Hey folks. Sorry for tha lack of postage yesterday. Dress rehearsals for my dance shows kept me beyond busy. But lucky for you that means double the posts today.
The vegetarian life hasn’t been too hard. It gives me an excuse to eat more peanut butter, which you know I love.
Despite my busy schedule, I found the time to recreate a recipe from SELF magazine. The recipe for quinoa-stuffed peppers filled me up without weighing me down, making them the perfect meal before a four-hour dance rehearsal. The traditional stuffed pepper contains rice, ground beef, and sauce – that’s it. This vegetarian option, however, contains quinoa, kidney beans, and a lot of veggies.

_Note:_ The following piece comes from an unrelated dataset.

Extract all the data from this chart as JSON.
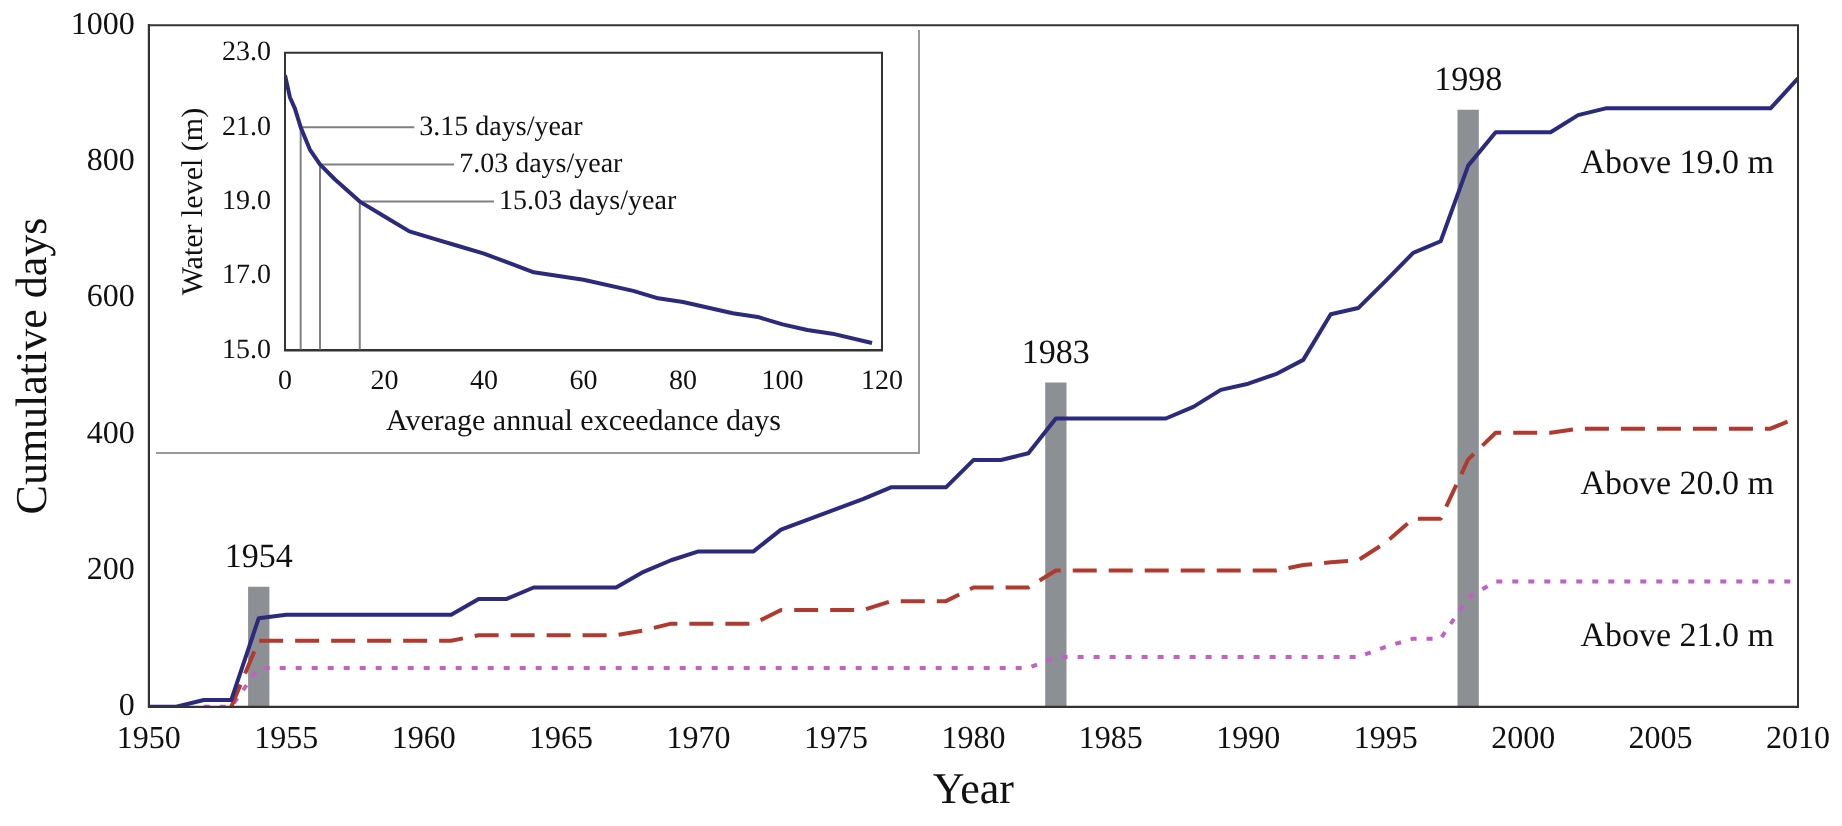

I’ve made this recipe before, step by step and ingredient by ingredient, and it tasted amazing. This time, however, I made a few adjustments based on what I had in the fridge. Rather than carrots, I used mushrooms. Instead of mozzarella cheese, I opted for parmesan. Even with all these changes, the quinoa-stuffed peppers still tasted great and I didn’t miss the meat.
If you’re still not tempted to make this recipe, take this nutritional information in to account:
- traditional stuffed peppers are 300 calories and contain 16.5 grams of fat. SELF’s stuffed peppers are 237 calories and contain 6 grams of fat.
- Traditions stuffed peppers contain 2.3 grams of fiber. SELF’s stuffed peppers contain 10 grams fo fiber.